Compose (aka sum) the opposite of the acceleration $-\mathbf{a}$ with gravity $\mathbf{g}$,
\begin{equation} \tilde{\mathbf{g}} = \mathbf{g} - \mathbf{a} \end{equation}
If you need pressure distribution in the water, use Stevino's law with pressure gradient $\nabla p = \rho \tilde{\mathbf{g}}$, and remember to prescribe the atmospheric pressure $P_a$ on the free surface of water.
That's it!
You'll have a linear distribution of pressure water, whose gradient points in direction orthogonal w.r.t. the free surface, so Archimedes's force acts in that direction as well. And the "weight" felt by the ball is $m \tilde{\mathbf{g}}$
Imagine a simpler case where the is no sideways acceleration.
The container holds water. Without the container exerting forces, the water would accelerate downward. There is another way of thinking about it. You could put a container of water on a rocket in space. The rocket accelerates the container upward. You would not be able to tell the difference in pressure and forces on wooden balls and such.
The ball feels an "upward" force parallel to the rocket force.
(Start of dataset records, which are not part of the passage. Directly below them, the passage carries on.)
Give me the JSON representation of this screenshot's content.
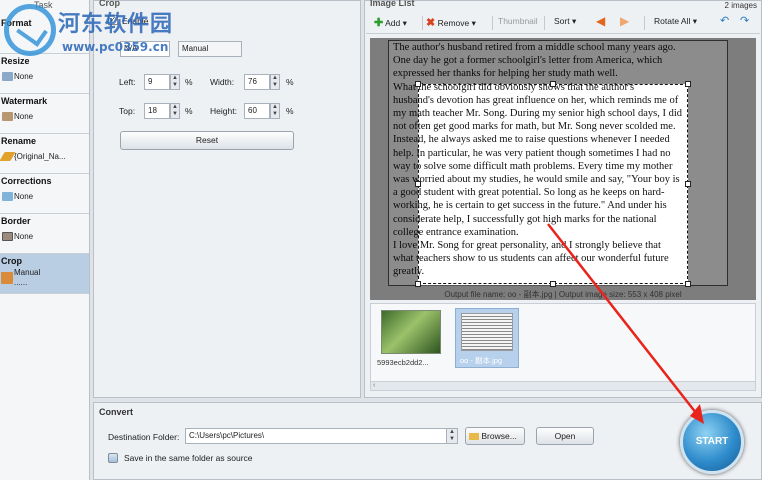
{
  "watermark": {
    "brand": "河东软件园",
    "url": "www.pc0359.cn"
  },
  "tasks": {
    "header": "Task",
    "items": [
      {
        "label": "Format",
        "value": ""
      },
      {
        "label": "Resize",
        "value": "None"
      },
      {
        "label": "Watermark",
        "value": "None"
      },
      {
        "label": "Rename",
        "value": "{Original_Na..."
      },
      {
        "label": "Corrections",
        "value": "None"
      },
      {
        "label": "Border",
        "value": "None"
      },
      {
        "label": "Crop",
        "value": "Manual",
        "extra": "......"
      }
    ]
  },
  "crop": {
    "header": "Crop",
    "enable_label": "Enable",
    "ratio_value": "N/A",
    "mode_value": "Manual",
    "left_label": "Left:",
    "left_value": "9",
    "top_label": "Top:",
    "top_value": "18",
    "width_label": "Width:",
    "width_value": "76",
    "height_label": "Height:",
    "height_value": "60",
    "unit": "%",
    "reset_label": "Reset"
  },
  "image_list": {
    "header": "Image List",
    "count": "2 images",
    "toolbar": {
      "add": "Add",
      "remove": "Remove",
      "thumbnail": "Thumbnail",
      "sort": "Sort",
      "rotate_all": "Rotate All"
    },
    "document_lines": [
      "The author's husband retired from a middle school many years ago.",
      "One day he got a former schoolgirl's letter from America, which",
      "expressed her thanks for helping her study math well.",
      "    What the schoolgirl did obviously shows that the author's",
      "husband's devotion has great influence on her, which reminds me of",
      "my math teacher Mr. Song. During my senior high school days, I did",
      "not often get good marks for math, but Mr. Song never scolded me.",
      "Instead, he always asked me to raise questions whenever I needed",
      "help. In particular, he was very patient though sometimes I had no",
      "way to solve some difficult math problems. Every time my mother",
      "was worried about my studies, he would smile and say, \"Your boy is",
      "a good student with great potential. So long as he keeps on hard-",
      "working, he is certain to get success in the future.\" And under his",
      "considerate help, I successfully got high marks for the national",
      "college entrance examination.",
      "    I love Mr. Song for great personality, and I strongly believe that",
      "what teachers show to us students can affect our wonderful future",
      "greatly."
    ],
    "output_info": "Output file name: oo - 副本.jpg | Output image size: 553 x 408 pixel",
    "thumbnails": [
      {
        "caption": "5993ecb2dd2..."
      },
      {
        "caption": "oo - 副本.jpg"
      }
    ]
  },
  "convert": {
    "header": "Convert",
    "dest_label": "Destination Folder:",
    "dest_value": "C:\\Users\\pc\\Pictures\\",
    "browse_label": "Browse...",
    "open_label": "Open",
    "same_folder_label": "Save in the same folder as source",
    "start_label": "START"
  },
  "colors": {
    "accent": "#2f8ccc",
    "arrow": "#e8241c",
    "selected": "#b9cde3"
  }
}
This originates in pressure differences in layers of water. Deeper layers have more water on them, which press harder than on shallow layers. So water presses harder on the bottom of the ball than on the top.
The surface of the water is perpendicular to the force. If one side of the surface was higher, water could flow downhill.
So the string and surface are perpendicular.
The situation is the same if you add a second engine on the side of the rocket. The total force is at an angle. The string and surface align with the total force.